En effet, le compositeur mexicain Leonardo Heiblum, que nous annonçions lors de notre rencontre à Cannes (Un Certain Regard 2013) pour RÊVES D'OR (Diego Quemada-Diez) comme le représentant d'une nouvelle vague mexicaine en musique de film, et qui depuis a enchainé avec LA DEMORA (2013) et UN MONSTRE A MILLE TÊTES (2016) de Rodrigo Pla, PORFIRIO (2013), ALLENDE (2015)... confirme son talent !

Il livre une partition s'affirmant par fulgurance comme un véritable personnage, annonçant les duels par ses percussions, agrémentée d'instruments traditionnels telle que la flûte Sawawa ou la guitare Kasha.
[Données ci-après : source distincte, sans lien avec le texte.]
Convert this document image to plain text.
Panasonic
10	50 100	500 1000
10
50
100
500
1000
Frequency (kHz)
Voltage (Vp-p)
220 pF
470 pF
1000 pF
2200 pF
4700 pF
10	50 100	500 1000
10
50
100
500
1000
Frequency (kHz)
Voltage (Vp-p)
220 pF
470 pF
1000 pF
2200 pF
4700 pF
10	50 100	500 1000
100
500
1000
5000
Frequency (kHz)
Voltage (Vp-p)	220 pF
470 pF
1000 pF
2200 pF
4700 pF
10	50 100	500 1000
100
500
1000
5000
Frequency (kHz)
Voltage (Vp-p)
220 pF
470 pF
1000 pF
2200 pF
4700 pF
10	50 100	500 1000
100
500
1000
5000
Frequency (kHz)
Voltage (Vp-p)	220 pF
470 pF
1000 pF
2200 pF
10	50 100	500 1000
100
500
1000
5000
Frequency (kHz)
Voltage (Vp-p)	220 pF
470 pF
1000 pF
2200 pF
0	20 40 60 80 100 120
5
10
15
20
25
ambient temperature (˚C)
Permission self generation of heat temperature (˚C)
La musique n'est pas ici dans une illustration passive, elle participe à l'action, instaure un suspens, annonce les charges violentes. Elle inquiète, mais aussi participe au burlesque sous-jacent par son instrumentation décalée. L'humour accompagne la noirceur dans un même mouvement ravageur. Ce film aborde la violence de son sujet avec un grand sens du hors-champs et de l'absurde. La musique, cet élément invisible, parvient magnifiquement à s'imposer comme l'une des contributions essentielles à la réussite de cette oeuvre forte.